In general, the real challenge, and it's a nice challenge to have, is how do we build on the scientific progress that's been made, really, over the last two and a half years? Dr. Carver mentioned one, and I'll go into it for a moment for the committee, because I think it's illustrative.
Quite recently, a number of groups have identified broadly neutralizing antibodies that are made by people infected with HIV. Why is that so exciting? You all know that every year, when a new flu strain comes out, we have to make a new flu vaccine. When H1N1 came on the scene, there was a big rush here and elsewhere in the world to make an H1N1 vaccine. Flu is a cakewalk compared to HIV. The flu virus does not change very quickly. It changes about once a year. HIV changes extremely rapidly. So you can build a vaccine against one strain of HIV, but if HIV changes every time it infects a new individual, then that vaccine will be useless against that individual who has just been infected.
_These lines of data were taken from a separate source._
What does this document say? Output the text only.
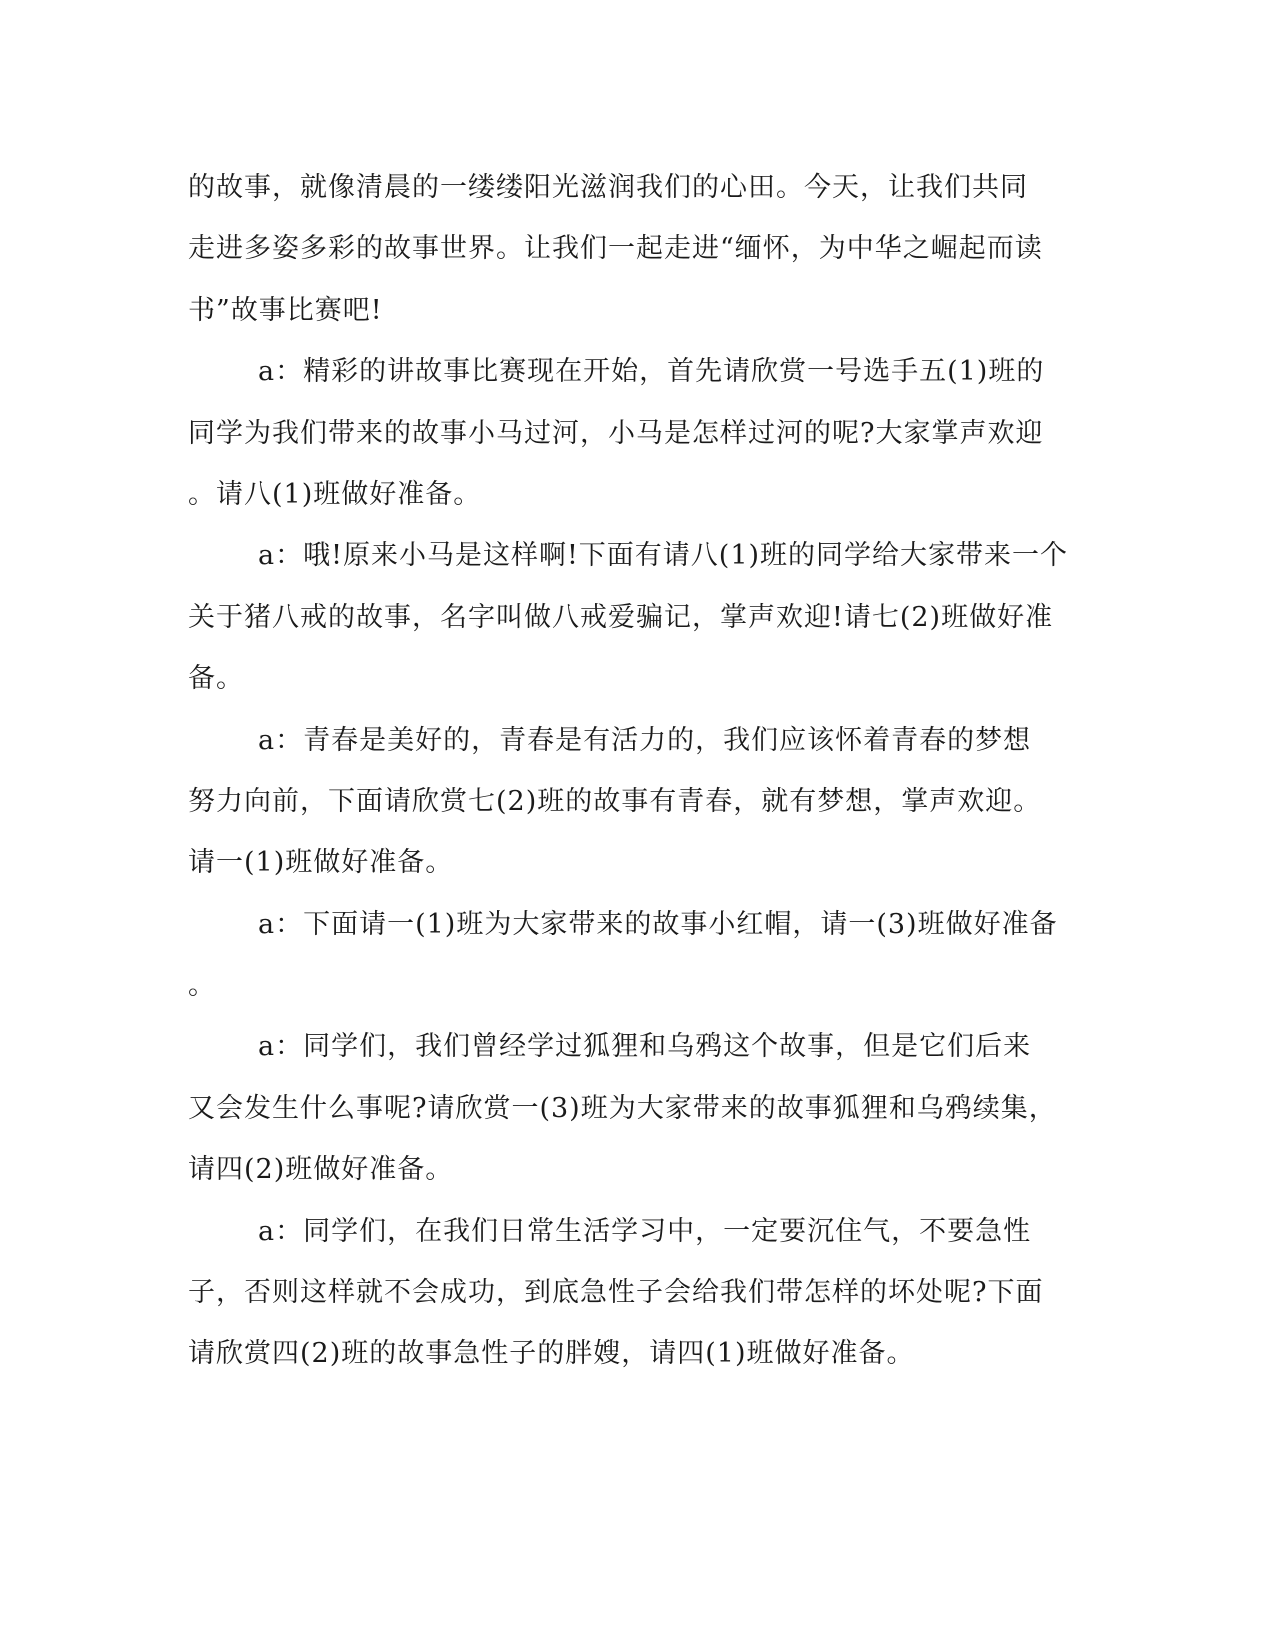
的故事，就像清晨的一缕缕阳光滋润我们的心田。今天，让我们共同
走进多姿多彩的故事世界。让我们一起走进“缅怀，为中华之崛起而读
书”故事比赛吧!
a：精彩的讲故事比赛现在开始，首先请欣赏一号选手五(1)班的
同学为我们带来的故事小马过河，小马是怎样过河的呢?大家掌声欢迎
。请八(1)班做好准备。
a：哦!原来小马是这样啊!下面有请八(1)班的同学给大家带来一个
关于猪八戒的故事，名字叫做八戒爱骗记，掌声欢迎!请七(2)班做好准
备。
a：青春是美好的，青春是有活力的，我们应该怀着青春的梦想
努力向前，下面请欣赏七(2)班的故事有青春，就有梦想，掌声欢迎。
请一(1)班做好准备。
a：下面请一(1)班为大家带来的故事小红帽，请一(3)班做好准备
。
a：同学们，我们曾经学过狐狸和乌鸦这个故事，但是它们后来
又会发生什么事呢?请欣赏一(3)班为大家带来的故事狐狸和乌鸦续集，
请四(2)班做好准备。
a：同学们，在我们日常生活学习中，一定要沉住气，不要急性
子，否则这样就不会成功，到底急性子会给我们带怎样的坏处呢?下面
请欣赏四(2)班的故事急性子的胖嫂，请四(1)班做好准备。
So how do you make a vaccine that's broadly neutralizing? Is it possible? What's so exciting about this result that was referred to is that we, as humans, actually make antibodies, proteins in our body, that are broadly neutralizing. So that's a proof of concept as well, that it is possible. Not only is it a proof of concept, but the next question is, how do those antibodies work? What are they recognizing on the virus that allows those antibodies to be broadly neutralizing? If we can identify that, and it should not be that difficult, then we can go the next step, and can we incorporate that knowledge into making a vaccine?